I'd say set up your system in just such a manner so that whoever you have that can check on your animals doesn't have to do it every day but can swing by every 3-4 days to replenish food and water for pets and livestock.


----------



## JC17 (Apr 4, 2013)

Make sure they have access to clean water at all times. Water is so important, even more important than food.... but, food's still important


----------



## rob (Jun 20, 2012)

over here in wales there is a poultry farm called clydach poultry, they offer accomodation for chickens while owners are away, a good idea ?


----------



## Bee (Jun 20, 2013)

rob said:


> over here in wales there is a poultry farm called clydach poultry, they offer accomodation for chickens while owners are away, a good idea ?

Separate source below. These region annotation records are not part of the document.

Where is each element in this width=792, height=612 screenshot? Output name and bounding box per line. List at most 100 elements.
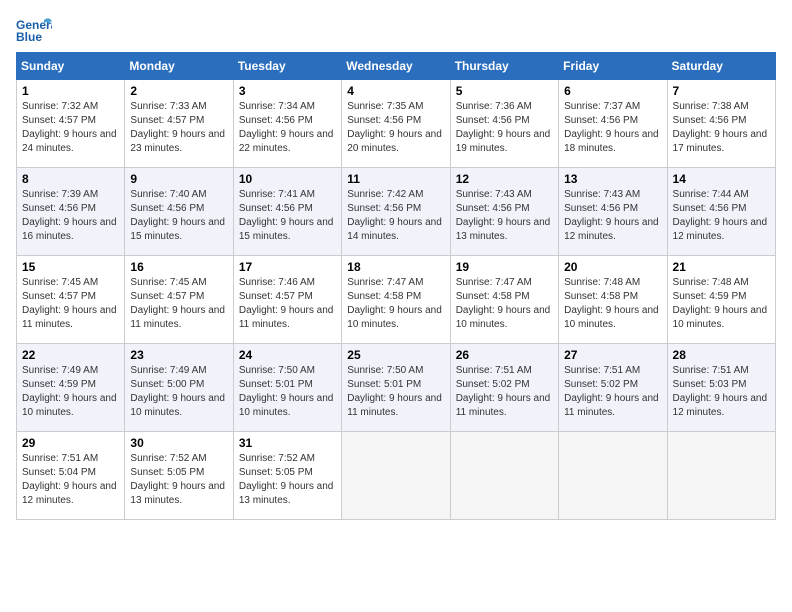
day-info: Sunrise: 7:33 AMSunset: 4:57 PMDaylight:… — [130, 101, 225, 154]
day-info: Sunrise: 7:37 AMSunset: 4:56 PMDaylight:… — [564, 101, 659, 154]
calendar-cell: 16 Sunrise: 7:45 AMSunset: 4:57 PMDaylig… — [125, 256, 233, 344]
day-number: 19 — [456, 260, 553, 274]
day-number: 4 — [347, 84, 444, 98]
day-number: 9 — [130, 172, 227, 186]
calendar-cell: 10 Sunrise: 7:41 AMSunset: 4:56 PMDaylig… — [233, 168, 341, 256]
day-number: 18 — [347, 260, 444, 274]
day-info: Sunrise: 7:41 AMSunset: 4:56 PMDaylight:… — [239, 189, 334, 242]
day-info: Sunrise: 7:43 AMSunset: 4:56 PMDaylight:… — [564, 189, 659, 242]
day-info: Sunrise: 7:32 AMSunset: 4:57 PMDaylight:… — [22, 101, 117, 154]
calendar-cell — [559, 432, 667, 520]
day-number: 28 — [673, 348, 770, 362]
day-number: 6 — [564, 84, 661, 98]
day-number: 29 — [22, 436, 119, 450]
calendar-cell: 25 Sunrise: 7:50 AMSunset: 5:01 PMDaylig… — [342, 344, 450, 432]
day-number: 26 — [456, 348, 553, 362]
day-info: Sunrise: 7:47 AMSunset: 4:58 PMDaylight:… — [347, 277, 442, 330]
calendar-week-5: 29 Sunrise: 7:51 AMSunset: 5:04 PMDaylig… — [17, 432, 776, 520]
day-number: 1 — [22, 84, 119, 98]
calendar-cell: 4 Sunrise: 7:35 AMSunset: 4:56 PMDayligh… — [342, 80, 450, 168]
day-info: Sunrise: 7:48 AMSunset: 4:58 PMDaylight:… — [564, 277, 659, 330]
day-number: 22 — [22, 348, 119, 362]
weekday-tuesday: Tuesday — [233, 53, 341, 80]
day-info: Sunrise: 7:36 AMSunset: 4:56 PMDaylight:… — [456, 101, 551, 154]
calendar-week-1: 1 Sunrise: 7:32 AMSunset: 4:57 PMDayligh… — [17, 80, 776, 168]
day-number: 5 — [456, 84, 553, 98]
logo-icon: General Blue — [16, 16, 52, 44]
calendar-cell: 20 Sunrise: 7:48 AMSunset: 4:58 PMDaylig… — [559, 256, 667, 344]
day-info: Sunrise: 7:39 AMSunset: 4:56 PMDaylight:… — [22, 189, 117, 242]
day-info: Sunrise: 7:50 AMSunset: 5:01 PMDaylight:… — [347, 365, 442, 418]
weekday-saturday: Saturday — [667, 53, 775, 80]
calendar-week-3: 15 Sunrise: 7:45 AMSunset: 4:57 PMDaylig… — [17, 256, 776, 344]
day-info: Sunrise: 7:45 AMSunset: 4:57 PMDaylight:… — [130, 277, 225, 330]
day-number: 10 — [239, 172, 336, 186]
calendar-cell: 8 Sunrise: 7:39 AMSunset: 4:56 PMDayligh… — [17, 168, 125, 256]
day-info: Sunrise: 7:42 AMSunset: 4:56 PMDaylight:… — [347, 189, 442, 242]
calendar-cell: 7 Sunrise: 7:38 AMSunset: 4:56 PMDayligh… — [667, 80, 775, 168]
day-info: Sunrise: 7:48 AMSunset: 4:59 PMDaylight:… — [673, 277, 768, 330]
calendar-cell: 9 Sunrise: 7:40 AMSunset: 4:56 PMDayligh… — [125, 168, 233, 256]
day-info: Sunrise: 7:52 AMSunset: 5:05 PMDaylight:… — [239, 453, 334, 506]
calendar-week-4: 22 Sunrise: 7:49 AMSunset: 4:59 PMDaylig… — [17, 344, 776, 432]
day-info: Sunrise: 7:51 AMSunset: 5:04 PMDaylight:… — [22, 453, 117, 506]
day-info: Sunrise: 7:47 AMSunset: 4:58 PMDaylight:… — [456, 277, 551, 330]
calendar-body: 1 Sunrise: 7:32 AMSunset: 4:57 PMDayligh… — [17, 80, 776, 520]
day-number: 11 — [347, 172, 444, 186]
day-info: Sunrise: 7:35 AMSunset: 4:56 PMDaylight:… — [347, 101, 442, 154]
day-number: 31 — [239, 436, 336, 450]
day-info: Sunrise: 7:34 AMSunset: 4:56 PMDaylight:… — [239, 101, 334, 154]
calendar-cell: 24 Sunrise: 7:50 AMSunset: 5:01 PMDaylig… — [233, 344, 341, 432]
calendar-cell: 5 Sunrise: 7:36 AMSunset: 4:56 PMDayligh… — [450, 80, 558, 168]
day-number: 20 — [564, 260, 661, 274]
day-number: 30 — [130, 436, 227, 450]
day-number: 8 — [22, 172, 119, 186]
day-info: Sunrise: 7:51 AMSunset: 5:03 PMDaylight:… — [673, 365, 768, 418]
day-number: 24 — [239, 348, 336, 362]
day-info: Sunrise: 7:52 AMSunset: 5:05 PMDaylight:… — [130, 453, 225, 506]
calendar-cell: 13 Sunrise: 7:43 AMSunset: 4:56 PMDaylig… — [559, 168, 667, 256]
day-info: Sunrise: 7:40 AMSunset: 4:56 PMDaylight:… — [130, 189, 225, 242]
day-info: Sunrise: 7:51 AMSunset: 5:02 PMDaylight:… — [456, 365, 551, 418]
svg-text:Blue: Blue — [16, 30, 42, 44]
day-number: 15 — [22, 260, 119, 274]
calendar-week-2: 8 Sunrise: 7:39 AMSunset: 4:56 PMDayligh… — [17, 168, 776, 256]
weekday-thursday: Thursday — [450, 53, 558, 80]
day-number: 23 — [130, 348, 227, 362]
weekday-header-row: SundayMondayTuesdayWednesdayThursdayFrid… — [17, 53, 776, 80]
logo: General Blue — [16, 16, 52, 44]
calendar-cell: 31 Sunrise: 7:52 AMSunset: 5:05 PMDaylig… — [233, 432, 341, 520]
day-number: 2 — [130, 84, 227, 98]
day-number: 27 — [564, 348, 661, 362]
weekday-friday: Friday — [559, 53, 667, 80]
calendar-cell: 23 Sunrise: 7:49 AMSunset: 5:00 PMDaylig… — [125, 344, 233, 432]
calendar-cell: 26 Sunrise: 7:51 AMSunset: 5:02 PMDaylig… — [450, 344, 558, 432]
day-number: 17 — [239, 260, 336, 274]
day-info: Sunrise: 7:44 AMSunset: 4:56 PMDaylight:… — [673, 189, 768, 242]
weekday-sunday: Sunday — [17, 53, 125, 80]
calendar-cell: 11 Sunrise: 7:42 AMSunset: 4:56 PMDaylig… — [342, 168, 450, 256]
calendar-cell: 19 Sunrise: 7:47 AMSunset: 4:58 PMDaylig… — [450, 256, 558, 344]
day-info: Sunrise: 7:49 AMSunset: 5:00 PMDaylight:… — [130, 365, 225, 418]
day-info: Sunrise: 7:46 AMSunset: 4:57 PMDaylight:… — [239, 277, 334, 330]
day-number: 7 — [673, 84, 770, 98]
day-number: 16 — [130, 260, 227, 274]
day-number: 13 — [564, 172, 661, 186]
day-info: Sunrise: 7:49 AMSunset: 4:59 PMDaylight:… — [22, 365, 117, 418]
day-info: Sunrise: 7:43 AMSunset: 4:56 PMDaylight:… — [456, 189, 551, 242]
calendar-cell — [342, 432, 450, 520]
day-number: 3 — [239, 84, 336, 98]
day-number: 12 — [456, 172, 553, 186]
calendar-cell — [667, 432, 775, 520]
page-header: General Blue — [16, 16, 776, 44]
calendar-cell: 30 Sunrise: 7:52 AMSunset: 5:05 PMDaylig… — [125, 432, 233, 520]
calendar-cell: 1 Sunrise: 7:32 AMSunset: 4:57 PMDayligh… — [17, 80, 125, 168]
calendar-cell: 2 Sunrise: 7:33 AMSunset: 4:57 PMDayligh… — [125, 80, 233, 168]
weekday-monday: Monday — [125, 53, 233, 80]
day-info: Sunrise: 7:50 AMSunset: 5:01 PMDaylight:… — [239, 365, 334, 418]
weekday-wednesday: Wednesday — [342, 53, 450, 80]
calendar-cell: 29 Sunrise: 7:51 AMSunset: 5:04 PMDaylig… — [17, 432, 125, 520]
calendar-table: SundayMondayTuesdayWednesdayThursdayFrid… — [16, 52, 776, 520]
calendar-cell: 22 Sunrise: 7:49 AMSunset: 4:59 PMDaylig… — [17, 344, 125, 432]
calendar-cell: 3 Sunrise: 7:34 AMSunset: 4:56 PMDayligh… — [233, 80, 341, 168]
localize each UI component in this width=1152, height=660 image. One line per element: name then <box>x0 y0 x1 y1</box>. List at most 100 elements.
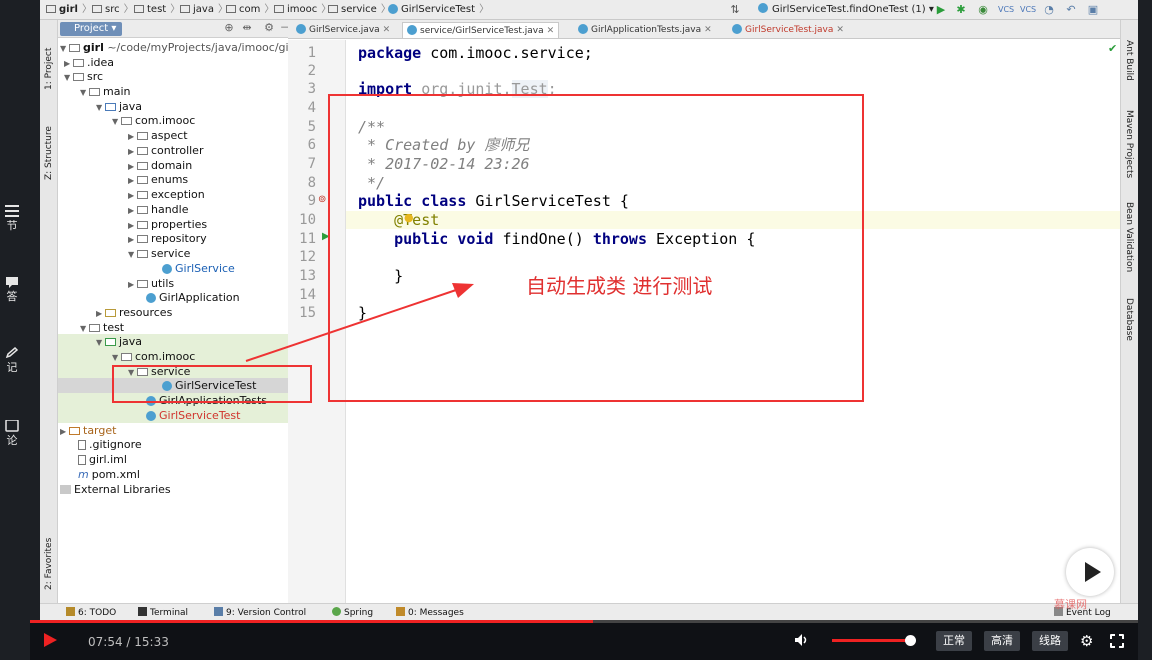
tool-tab-label: Database <box>1124 298 1134 341</box>
editor-tab[interactable]: GirlServiceTest.java ✕ <box>728 22 848 38</box>
tool-button-version-control[interactable]: 9: Version Control <box>214 607 306 618</box>
tree-item[interactable]: ▶ .idea <box>58 55 288 70</box>
breadcrumb-label: java <box>193 4 214 15</box>
folder-icon <box>92 5 102 13</box>
tree-item[interactable]: GirlService <box>58 261 288 276</box>
editor-tab[interactable]: GirlApplicationTests.java ✕ <box>574 22 716 38</box>
quality-button[interactable]: 高清 <box>984 631 1020 651</box>
gear-icon[interactable]: ⚙ <box>262 21 276 35</box>
close-icon[interactable]: ✕ <box>836 25 844 35</box>
tool-tab-label: Z: Structure <box>44 126 54 180</box>
debug-icon[interactable]: ✱ <box>954 3 968 17</box>
breadcrumb-service[interactable]: service 〉 <box>328 4 391 16</box>
breadcrumb-class[interactable]: GirlServiceTest 〉 <box>388 4 489 16</box>
tree-item[interactable]: ▶ controller <box>58 143 288 158</box>
tool-button-spring[interactable]: Spring <box>332 607 373 618</box>
check-icon: ✔ <box>1108 42 1118 55</box>
volume-slider[interactable] <box>832 635 916 646</box>
tree-item[interactable]: ▶ aspect <box>58 128 288 143</box>
override-marker-icon[interactable]: ⊚ <box>318 194 326 205</box>
tree-item[interactable]: ▶ repository <box>58 231 288 246</box>
tree-item[interactable]: ▶ properties <box>58 217 288 232</box>
course-sidebar-item-chapters[interactable]: 节 <box>0 205 24 232</box>
breadcrumb-java[interactable]: java 〉 <box>180 4 228 16</box>
run-icon[interactable]: ▶ <box>934 3 948 17</box>
tree-item[interactable]: ▶ resources <box>58 305 288 320</box>
breadcrumb-test[interactable]: test 〉 <box>134 4 180 16</box>
course-sidebar-item-qa[interactable]: 答 <box>0 276 24 303</box>
volume-icon[interactable] <box>794 633 810 647</box>
project-view-select[interactable]: Project ▾ <box>60 22 123 36</box>
run-configuration-select[interactable]: GirlServiceTest.findOneTest (1) ▾ <box>758 3 934 17</box>
editor-tab-active[interactable]: service/GirlServiceTest.java ✕ <box>402 22 560 38</box>
close-icon[interactable]: ✕ <box>704 25 712 35</box>
tool-button-todo[interactable]: 6: TODO <box>66 607 116 618</box>
play-icon[interactable] <box>42 632 58 648</box>
tree-item[interactable]: ▼ main <box>58 84 288 99</box>
tree-item[interactable]: ▼ com.imooc <box>58 113 288 128</box>
tree-item[interactable]: ▼ src <box>58 69 288 84</box>
tool-tab-maven[interactable]: Maven Projects <box>1122 110 1138 190</box>
course-sidebar-item-discuss[interactable]: 论 <box>0 420 24 447</box>
project-structure-icon[interactable]: ▣ <box>1086 3 1100 17</box>
speed-button[interactable]: 正常 <box>936 631 972 651</box>
collapse-all-icon[interactable]: ⇹ <box>240 21 254 35</box>
tool-button-label: 6: TODO <box>78 608 117 618</box>
volume-knob[interactable] <box>904 635 916 646</box>
line-number: 11 <box>299 231 316 247</box>
tool-tab-structure[interactable]: Z: Structure <box>41 126 57 250</box>
course-sidebar-item-notes[interactable]: 记 <box>0 347 24 374</box>
tree-item[interactable]: ▶ target <box>58 423 288 438</box>
fullscreen-icon[interactable] <box>1109 633 1125 649</box>
tree-item[interactable]: ▶ utils <box>58 276 288 291</box>
sort-icon[interactable]: ⇅ <box>728 3 742 17</box>
tree-item[interactable]: ▼ java <box>58 334 288 349</box>
tree-item[interactable]: m pom.xml <box>58 467 288 482</box>
coverage-icon[interactable]: ◉ <box>976 3 990 17</box>
breadcrumb-imooc[interactable]: imooc 〉 <box>274 4 331 16</box>
library-icon <box>60 485 71 494</box>
editor-tab[interactable]: GirlService.java ✕ <box>292 22 394 38</box>
tree-item[interactable]: ▶ exception <box>58 187 288 202</box>
tree-item[interactable]: ▶ domain <box>58 158 288 173</box>
tool-button-terminal[interactable]: Terminal <box>138 607 188 618</box>
play-overlay-button[interactable] <box>1066 548 1114 596</box>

No way!!!  I can't even imagine loading up 30-50 birds and taking them to daycare while I vacation.....the world has definitely revolved into a strange and very different place, folks.


----------



## aacre (May 5, 2013)

rob said:


> over here in wales there is a poultry farm called clydach poultry, they offer accomodation for chickens while owners are away, a good idea ?


That would be AWESOME!

New business idea, anyone? 

I can't just leave enough food and water for my chickens because 1. I don't have a feeder, I always sprinkle the food out on the ground for them to clean up for their entertainment and exercise, and 2. My chickens are a bunch of gluttons. I am sure they would eat and eat and eat until it was all gone. Plus my turkey that lives with my chickens has already proven herself uncontrollable around food. She was 15 lbs overweight when I got her and that is a lot for a bird! Thankfully with normal rations and with exercise, she has lost weight. 
So what I always do is ask either a trusted neighbor or family member to come feed and water them every day. They also get the eggs that they put out. Also, I am real picky about having my birds locked up in the coop at night for safekeeping.  Everyone has their own methods for vacationing and chicken care, but I like mine to be tended to every day, just for my sanity.


----------



## Dyanne05 (Apr 10, 2013)

Thanks for all the info and insight guys and gals you are the best.


----------